What is the crypto forecast?
Rather than looking at the CPI to determine what Bitcoin’s price will do, I prefer to look at other factors that I believe are more relevant. Over the past decade, crypto has been one of the best performing asset classes, despite tests like the COVID-19 crash and the tech wreck of 2018. By many metrics, crypto has been adopted as quickly as the internet, and its use cases have expanded quickly to include applications such as money transfers and collectibles. The long-term trend looks good for crypto.
Like previous crashes, the recent crash has some questioning whether crypto will continue to be adopted quickly going forward. But unlike previous crashes, this one hasn’t raised many meaningful concerns from a usability perspective.
The chart above shows Bitcoin’s hash rate over time. The hash rate in terahash/second (purple line) has steadily increased and is now at its highest value ever. As I have previously written, a higher hash rate equals more mining and better network security.

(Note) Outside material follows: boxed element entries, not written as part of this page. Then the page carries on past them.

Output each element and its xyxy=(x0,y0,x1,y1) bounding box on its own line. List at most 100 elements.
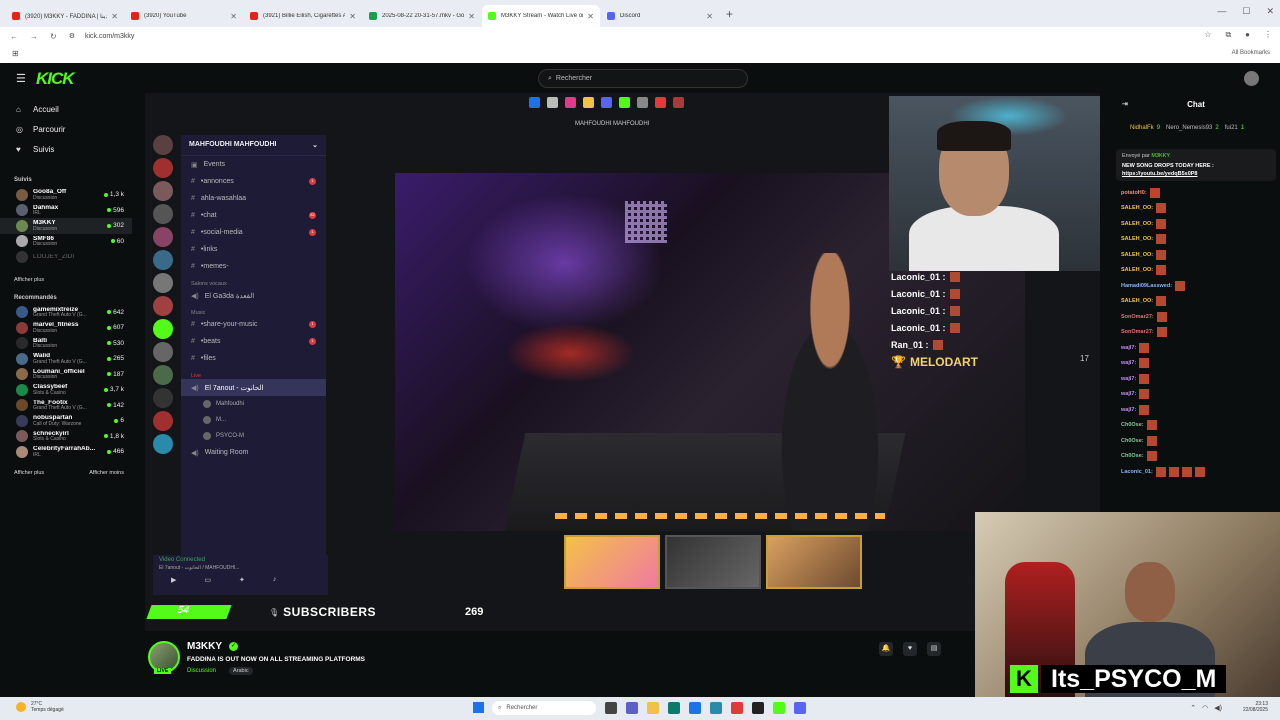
chat-message[interactable]: wajl7: xyxy=(1112,356,1280,372)
music-category[interactable]: Music xyxy=(181,304,326,316)
chat-username[interactable]: Ch0Ose: xyxy=(1121,438,1144,444)
chat-username[interactable]: SALEH_OO: xyxy=(1121,205,1153,211)
sidebar-channel[interactable]: schneckyirl Slots & Casino 1,8 k xyxy=(0,429,132,445)
search-input[interactable]: ⌕ Rechercher xyxy=(538,69,748,88)
wifi-icon[interactable]: ◠ xyxy=(1202,704,1208,712)
nav-item-accueil[interactable]: ⌂ Accueil xyxy=(0,99,132,119)
discord-channel[interactable]: # •annonces 1 xyxy=(181,173,326,190)
chat-message[interactable]: SALEH_OO: xyxy=(1112,294,1280,310)
chat-message[interactable]: Hamadi09Lasswed: xyxy=(1112,278,1280,294)
tab-close-icon[interactable]: ✕ xyxy=(349,12,356,21)
sidebar-channel[interactable]: CelebrityFarrahAb... IRL 466 xyxy=(0,444,132,460)
chat-message[interactable]: Laconic_01: xyxy=(1112,464,1280,480)
chat-username[interactable]: wajl7: xyxy=(1121,391,1136,397)
chat-username[interactable]: Laconic_01: xyxy=(1121,469,1153,475)
follow-heart-icon[interactable]: ♥ xyxy=(903,642,917,656)
activity-icon[interactable]: ✦ xyxy=(239,576,245,584)
discord-channel[interactable]: # •links xyxy=(181,241,326,258)
minimize-icon[interactable]: — xyxy=(1217,6,1226,17)
chat-username[interactable]: SALEH_OO: xyxy=(1121,252,1153,258)
channel-name[interactable]: M3KKY xyxy=(187,641,222,652)
file-explorer-icon[interactable] xyxy=(647,702,659,714)
kick-app-icon[interactable] xyxy=(773,702,785,714)
voice-member[interactable]: M... xyxy=(181,412,326,428)
chrome-icon[interactable] xyxy=(731,702,743,714)
discord-channel[interactable]: # ahla-wasahlaa xyxy=(181,190,326,207)
tab-close-icon[interactable]: ✕ xyxy=(111,12,118,21)
browser-tab[interactable]: (3921) Billie Eilish, Cigarettes Af ✕ xyxy=(244,5,362,27)
sidebar-channel[interactable]: SMF86 Discussion 60 xyxy=(0,234,132,250)
gift-icon[interactable]: ▤ xyxy=(927,642,941,656)
taskbar-search[interactable]: ⌕ Rechercher xyxy=(492,701,596,715)
sidebar-channel[interactable]: M3KKY Discussion 302 xyxy=(0,218,132,234)
chat-username[interactable]: SALEH_OO: xyxy=(1121,267,1153,273)
hamburger-menu-icon[interactable]: ☰ xyxy=(16,72,26,85)
chat-username[interactable]: SALEH_OO: xyxy=(1121,236,1153,242)
voice-member[interactable]: Mahfoudhi xyxy=(181,396,326,412)
url-field[interactable]: kick.com/m3kky xyxy=(85,33,134,40)
chevron-up-icon[interactable]: ⌃ xyxy=(1190,704,1196,712)
stream-tag[interactable]: Arabic xyxy=(229,667,253,675)
discord-app-icon[interactable] xyxy=(794,702,806,714)
leaderboard-entry[interactable]: Nero_Nemesis93 2 xyxy=(1166,125,1219,131)
chat-message[interactable]: SALEH_OO: xyxy=(1112,232,1280,248)
browser-tab[interactable]: Discord ✕ xyxy=(601,5,719,27)
sidebar-channel[interactable]: Loumani_officiel Discussion 187 xyxy=(0,367,132,383)
site-info-icon[interactable]: ⚙ xyxy=(69,32,75,40)
chat-username[interactable]: SonOmar27: xyxy=(1121,314,1154,320)
new-tab-button[interactable]: + xyxy=(726,7,733,21)
discord-channel[interactable]: # •memes- xyxy=(181,258,326,275)
obs-icon[interactable] xyxy=(752,702,764,714)
discord-channel[interactable]: # •share-your-music 1 xyxy=(181,316,326,333)
show-less-recommended[interactable]: Afficher moins xyxy=(89,470,124,476)
leaderboard-entry[interactable]: fui21 1 xyxy=(1225,125,1244,131)
chat-username[interactable]: Ch0Ose: xyxy=(1121,453,1144,459)
tab-close-icon[interactable]: ✕ xyxy=(230,12,237,21)
stream-player[interactable]: MAHFOUDHI MAHFOUDHI MAHFOUDHI MAHFOUDHI ⌄… xyxy=(145,93,1100,631)
chat-message[interactable]: SALEH_OO: xyxy=(1112,263,1280,279)
sidebar-channel[interactable]: Dahmax IRL 596 xyxy=(0,203,132,219)
chat-username[interactable]: Ch0Ose: xyxy=(1121,422,1144,428)
reload-icon[interactable]: ↻ xyxy=(50,32,57,41)
nav-item-parcourir[interactable]: ◎ Parcourir xyxy=(0,119,132,139)
chat-username[interactable]: wajl7: xyxy=(1121,345,1136,351)
chat-username[interactable]: SALEH_OO: xyxy=(1121,298,1153,304)
outlook-icon[interactable] xyxy=(689,702,701,714)
chat-username[interactable]: wajl7: xyxy=(1121,360,1136,366)
following-show-more[interactable]: Afficher plus xyxy=(0,277,132,283)
teams-icon[interactable] xyxy=(626,702,638,714)
maximize-icon[interactable]: ☐ xyxy=(1242,6,1250,17)
chat-message[interactable]: Ch0Ose: xyxy=(1112,418,1280,434)
discord-channel[interactable]: # •files xyxy=(181,350,326,367)
sidebar-channel[interactable]: The_Footix Grand Theft Auto V (G... 142 xyxy=(0,398,132,414)
pinned-link[interactable]: https://youtu.be/yedqB5s0P8 xyxy=(1122,171,1270,177)
chat-username[interactable]: SonOmar27: xyxy=(1121,329,1154,335)
leaderboard-entry[interactable]: NidhalFk 9 xyxy=(1130,125,1160,131)
camera-icon[interactable]: ▶ xyxy=(171,576,176,584)
live-category[interactable]: Live xyxy=(181,367,326,379)
chat-message[interactable]: Ch0Ose: xyxy=(1112,433,1280,449)
edge-icon[interactable] xyxy=(668,702,680,714)
back-icon[interactable]: ← xyxy=(10,32,18,41)
weather-widget[interactable]: 27°C Temps dégagé xyxy=(16,701,64,713)
waiting-room[interactable]: ◀) Waiting Room xyxy=(181,444,326,461)
browser-tab[interactable]: M3KKY Stream - Watch Live on ✕ xyxy=(482,5,600,27)
stream-category[interactable]: Discussion xyxy=(187,668,216,674)
chat-message[interactable]: wajl7: xyxy=(1112,340,1280,356)
extensions-icon[interactable]: ⧉ xyxy=(1225,30,1231,40)
sidebar-channel[interactable]: Walid Grand Theft Auto V (G... 265 xyxy=(0,351,132,367)
chat-message[interactable]: SonOmar27: xyxy=(1112,325,1280,341)
chat-message[interactable]: wajl7: xyxy=(1112,387,1280,403)
chat-message[interactable]: Ch0Ose: xyxy=(1112,449,1280,465)
tab-close-icon[interactable]: ✕ xyxy=(706,12,713,21)
voice-category[interactable]: Salons vocaux xyxy=(181,275,326,287)
sidebar-channel[interactable]: gamemixtreize Grand Theft Auto V (G... 642 xyxy=(0,305,132,321)
windows-start-icon[interactable] xyxy=(473,702,484,713)
task-view-icon[interactable] xyxy=(605,702,617,714)
tab-close-icon[interactable]: ✕ xyxy=(468,12,475,21)
browser-tab[interactable]: 2025-08-22 20-31-57.mkv - Go ✕ xyxy=(363,5,481,27)
sidebar-channel[interactable]: nobuspartan Call of Duty: Warzone 6 xyxy=(0,413,132,429)
sidebar-channel[interactable]: marvel_fitness Discussion 607 xyxy=(0,320,132,336)
sidebar-channel[interactable]: Classybeef Slots & Casino 3,7 k xyxy=(0,382,132,398)
chat-username[interactable]: wajl7: xyxy=(1121,407,1136,413)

It’s a similar story when it comes to transactions per day, which is arguably a more important metric. The number of transactions per day (purple line) remained stable even when Bitcoin’s price crashed early last year, and its value recently rose to new highs.
Why would Bitcoin’s price fall despite these strong usage targets? It is well documented that Bitcoin since its inception has rallied going into its halving event and then crashed shortly after the halving is complete. With the last halving completed in mid-2020, it seems that Bitcoin once again followed this cycle. While this pattern is unlikely to hold forever, investors should hope that Bitcoin once again rallies and enters the next halving event in early 2024. I believe that the chances of a rally are higher if the use of the network continues to increase.

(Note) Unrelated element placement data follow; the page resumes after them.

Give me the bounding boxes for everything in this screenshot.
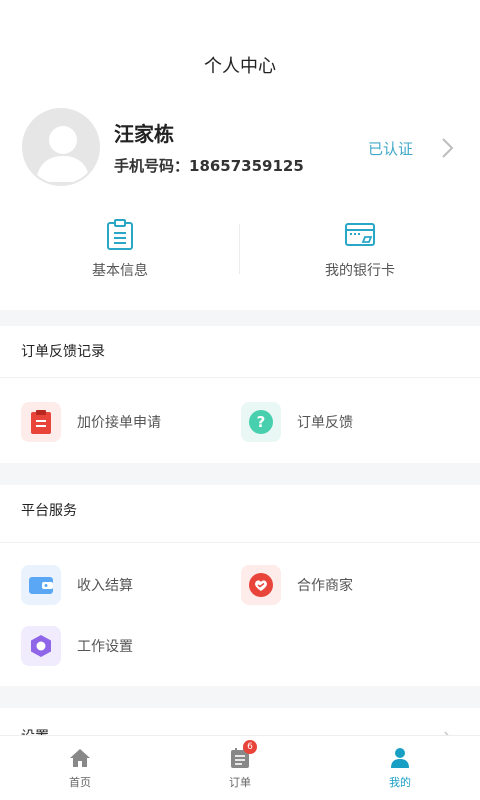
hexagon-gear-icon [21, 626, 61, 666]
section-title: 平台服务 [0, 485, 480, 543]
tab-orders[interactable]: 6 订单 [160, 740, 320, 790]
bank-card-label: 我的银行卡 [325, 263, 395, 279]
clipboard-red-icon [21, 402, 61, 442]
svg-text:?: ? [257, 413, 266, 431]
tab-bar: 首页 6 订单 我的 [0, 735, 480, 800]
user-phone: 手机号码：18657359125 [114, 157, 304, 175]
basic-info-button[interactable]: 基本信息 [0, 218, 240, 280]
markup-order-request-button[interactable]: 加价接单申请 [21, 402, 161, 442]
tab-label: 首页 [69, 776, 91, 789]
tab-label: 订单 [229, 776, 251, 789]
grid-item-label: 订单反馈 [297, 415, 353, 431]
profile-panel: 个人中心 汪家栋 手机号码：18657359125 已认证 基本信息 我的银行卡 [0, 0, 480, 310]
order-count-badge: 6 [243, 740, 257, 754]
grid-item-label: 工作设置 [77, 639, 133, 655]
person-icon [391, 748, 409, 768]
wallet-icon [21, 565, 61, 605]
bank-card-button[interactable]: 我的银行卡 [240, 218, 480, 280]
page-title: 个人中心 [204, 56, 276, 77]
partner-merchants-button[interactable]: 合作商家 [241, 565, 353, 605]
grid-item-label: 加价接单申请 [77, 415, 161, 431]
chevron-right-icon[interactable] [438, 136, 458, 160]
grid-item-label: 合作商家 [297, 578, 353, 594]
home-icon [70, 749, 90, 767]
tab-home[interactable]: 首页 [0, 746, 160, 790]
avatar[interactable] [22, 108, 100, 186]
grid-item-label: 收入结算 [77, 578, 133, 594]
work-settings-button[interactable]: 工作设置 [21, 626, 133, 666]
clipboard-icon [107, 219, 133, 250]
verified-status[interactable]: 已认证 [368, 138, 413, 159]
income-settlement-button[interactable]: 收入结算 [21, 565, 133, 605]
platform-services-section: 平台服务 收入结算 合作商家 工作设置 [0, 485, 480, 686]
tab-mine[interactable]: 我的 [320, 746, 480, 790]
handshake-heart-icon [241, 565, 281, 605]
user-name: 汪家栋 [114, 122, 174, 146]
question-icon: ? [241, 402, 281, 442]
tab-label: 我的 [389, 776, 411, 789]
bank-card-icon [345, 223, 375, 246]
section-title: 订单反馈记录 [0, 326, 480, 378]
basic-info-label: 基本信息 [92, 263, 148, 279]
avatar-placeholder-icon [24, 110, 98, 184]
order-feedback-button[interactable]: ? 订单反馈 [241, 402, 353, 442]
order-feedback-section: 订单反馈记录 加价接单申请 ? 订单反馈 [0, 326, 480, 463]
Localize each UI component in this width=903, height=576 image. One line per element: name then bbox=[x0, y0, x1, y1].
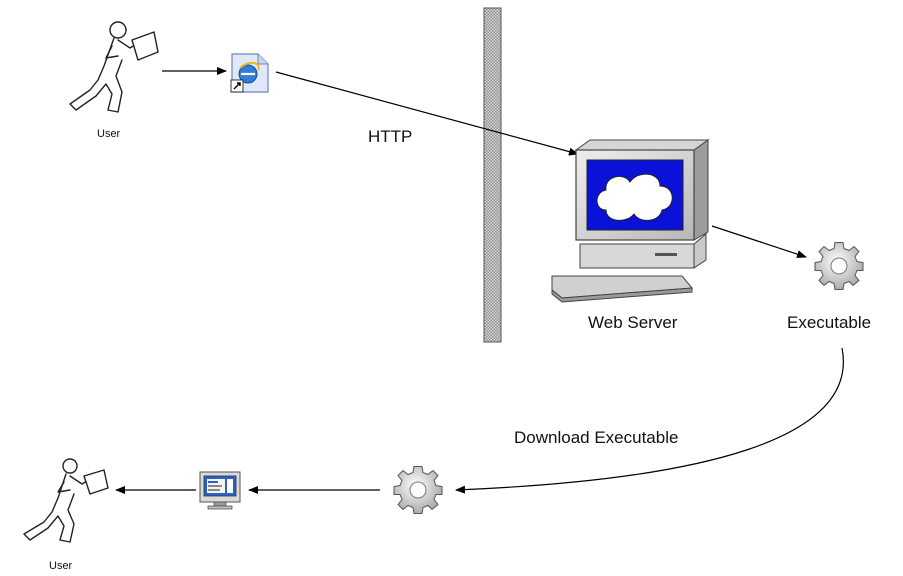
user-bottom-figure-icon bbox=[23, 458, 109, 543]
user-top-figure-icon bbox=[69, 21, 159, 113]
internet-explorer-shortcut-icon bbox=[230, 53, 269, 93]
executable-label: Executable bbox=[787, 313, 872, 332]
web-server-label: Web Server bbox=[588, 313, 678, 332]
arrow-server-to-executable bbox=[711, 225, 807, 258]
diagram-canvas bbox=[23, 7, 864, 543]
desktop-window-icon bbox=[199, 471, 241, 510]
gear-icon bbox=[814, 242, 864, 290]
arrow-browser-to-server bbox=[275, 71, 579, 156]
download-executable-label: Download Executable bbox=[514, 428, 679, 447]
http-label: HTTP bbox=[368, 127, 413, 146]
gear-icon-downloaded bbox=[393, 466, 443, 514]
firewall-wall-icon bbox=[483, 7, 502, 343]
user-bottom-label: User bbox=[49, 560, 73, 572]
user-top-label: User bbox=[97, 128, 121, 140]
arrow-download-curve bbox=[455, 347, 844, 494]
computer-monitor-icon bbox=[551, 139, 710, 303]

Admittedly, it’s also possible that external factors—including high CPI reports and the stock market selloff they allegedly caused—partly contributed to Bitcoin’s recent price decline. Bitcoin certainly won’t be the only high-tech asset to see its value reduced despite strong growth in recent years. Based on what we’ve seen in Bitcoin’s short history, Bitcoin investors should cautiously hope that inflation drops and stocks rise. However, I want to emphasize again that I do not think inflation is the most important factor for Bitcoin in the long term.
Conclusion
Bitcoin has been a top-performing asset despite last year’s selloff, and the underlying story of Bitcoin being a stable, decentralized and scarce asset hasn’t changed at all. Although there is some evidence that high inflation is bad for Bitcoin, rapid adoption of the Bitcoin network has continued even in the face of the recent price crash. Thus, I continue to hold Bitcoin – as well as correlated cryptos Ethereum (ETH-USD) and Flow (FLOW-USD) – in anticipation of another bull run starting at an unpredictable time in the near future.